IMF managing director Christine Lagarde must wait other month to learn if she will be investigated over her role in the handling of a lawsuit by business tycoon Bernard Tapie in 2008, when she was France's finance minister.
On Friday morning, France's Court of Justice of the Republic, which decides whether ministers can be probed over alleged offenses committed in office, postponed its decision on the matter until August 4.
The allegations concern a 285 million euro state compensation payment made to businessman and former government minister Bernard Tapie, to settle a dispute between himself and the Credit Lyonnais bank, which was then owned by the state.
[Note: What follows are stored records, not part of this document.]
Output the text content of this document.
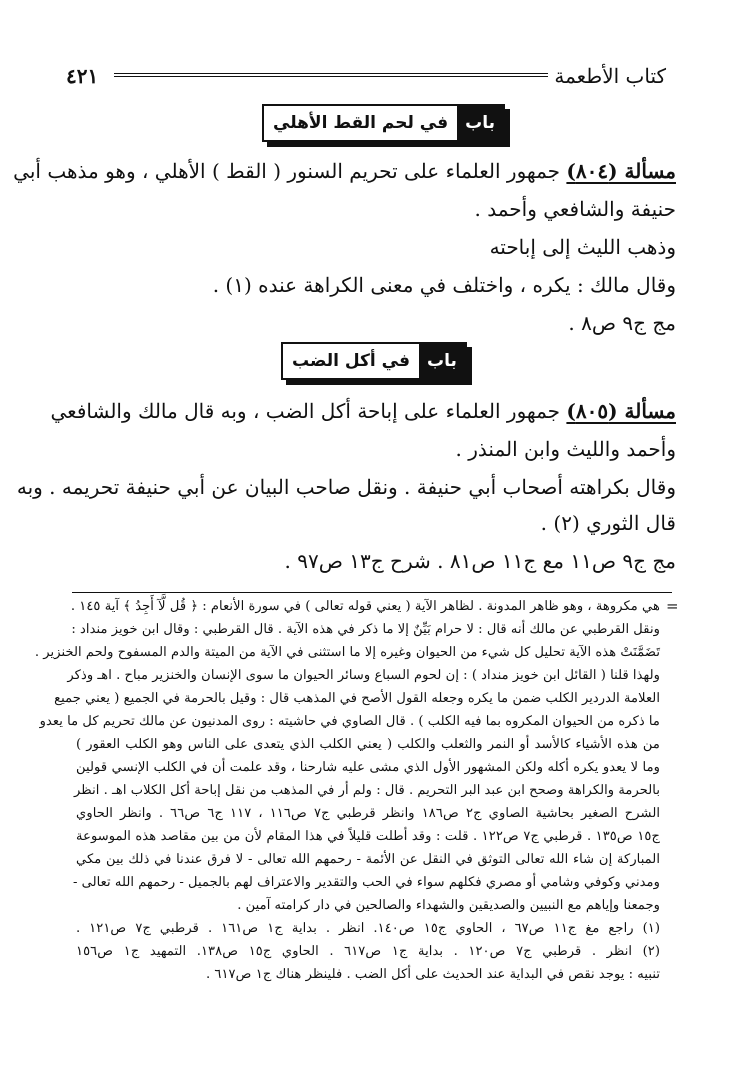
كتاب الأطعمة
٤٢١
باب
في لحم القط الأهلي
مسألة (٨٠٤) جمهور العلماء على تحريم السنور ( القط ) الأهلي ، وهو مذهب أبي
حنيفة والشافعي وأحمد .
وذهب الليث إلى إباحته
وقال مالك : يكره ، واختلف في معنى الكراهة عنده (١) .
مج ج٩ ص٨ .
باب
في أكل الضب
مسألة (٨٠٥) جمهور العلماء على إباحة أكل الضب ، وبه قال مالك والشافعي
وأحمد والليث وابن المنذر .
وقال بكراهته أصحاب أبي حنيفة . ونقل صاحب البيان عن أبي حنيفة تحريمه . وبه
قال الثوري (٢) .
مج ج٩ ص١١ مع ج١١ ص٨١ . شرح ج١٣ ص٩٧ .
=
هي مكروهة ، وهو ظاهر المدونة . لظاهر الآية ( يعني قوله تعالى ) في سورة الأنعام : ﴿ قُل لَّآ أَجِدُ ﴾ آية ١٤٥ .
ونقل القرطبي عن مالك أنه قال : لا حرام بَيِّنٌ إلا ما ذكر في هذه الآية . قال القرطبي : وقال ابن خويز منداد :
تَضَمَّنَتْ هذه الآية تحليل كل شيء من الحيوان وغيره إلا ما استثنى في الآية من الميتة والدم المسفوح ولحم الخنزير .
ولهذا قلنا ( القائل ابن خويز منداد ) : إن لحوم السباع وسائر الحيوان ما سوى الإنسان والخنزير مباح . اهـ وذكر
العلامة الدردير الكلب ضمن ما يكره وجعله القول الأصح في المذهب قال : وقيل بالحرمة في الجميع ( يعني جميع
ما ذكره من الحيوان المكروه بما فيه الكلب ) . قال الصاوي في حاشيته : روى المدنيون عن مالك تحريم كل ما يعدو
من هذه الأشياء كالأسد أو النمر والثعلب والكلب ( يعني الكلب الذي يتعدى على الناس وهو الكلب العقور )
وما لا يعدو يكره أكله ولكن المشهور الأول الذي مشى عليه شارحنا ، وقد علمت أن في الكلب الإنسي قولين
بالحرمة والكراهة وصحح ابن عبد البر التحريم . قال : ولم أر في المذهب من نقل إباحة أكل الكلاب اهـ . انظر
الشرح الصغير بحاشية الصاوي ج٢ ص١٨٦ وانظر قرطبي ج٧ ص١١٦ ، ١١٧ ج٦ ص٦٦ . وانظر الحاوي
ج١٥ ص١٣٥ . قرطبي ج٧ ص١٢٢ . قلت : وقد أطلت قليلاً في هذا المقام لأن من بين مقاصد هذه الموسوعة
المباركة إن شاء الله تعالى التوثق في النقل عن الأئمة - رحمهم الله تعالى - لا فرق عندنا في ذلك بين مكي
ومدني وكوفي وشامي أو مصري فكلهم سواء في الحب والتقدير والاعتراف لهم بالجميل - رحمهم الله تعالى -
وجمعنا وإياهم مع النبيين والصديقين والشهداء والصالحين في دار كرامته آمين .
(١) راجع مغ ج١١ ص٦٧ ، الحاوي ج١٥ ص١٤٠. انظر . بداية ج١ ص١٦١ . قرطبي ج٧ ص١٢١ .
(٢) انظر . قرطبي ج٧ ص١٢٠ . بداية ج١ ص٦١٧ . الحاوي ج١٥ ص١٣٨. التمهيد ج١ ص١٥٦
تنبيه : يوجد نقص في البداية عند الحديث على أكل الضب . فلينظر هناك ج١ ص٦١٧ .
The court had already postponed its decision from June to July, when Lagarde traveled to Washington to take up her new post as managing director of the IMF, writes Agence France Presse.
At the time, Tapie had challenged the handling by Credit Lyonnais of the 1993 sale of sportswear company Adidas, which he owned. Lagarde is accused of ignoring expert advice to challenge the compensation amount determined at arbitration, which some said was too generous.
She denied any wrongdoing, and this week told France-24 television that regardless of the court's decision, she would have “the exact same confidence, and same sense of calm”.
The Associated Press said the court had pushed back its decision because one of the judges on the three-member panel recused himself, but the reason remained unclear.
Lagarde could face a fine of up to 75,000 euros and a five-year prison sentence if found guilty.
Lagarde took the IMF helm after her predecessor, Dominique Strauss-Kahn, resigned to face charges of sexual assault in New York.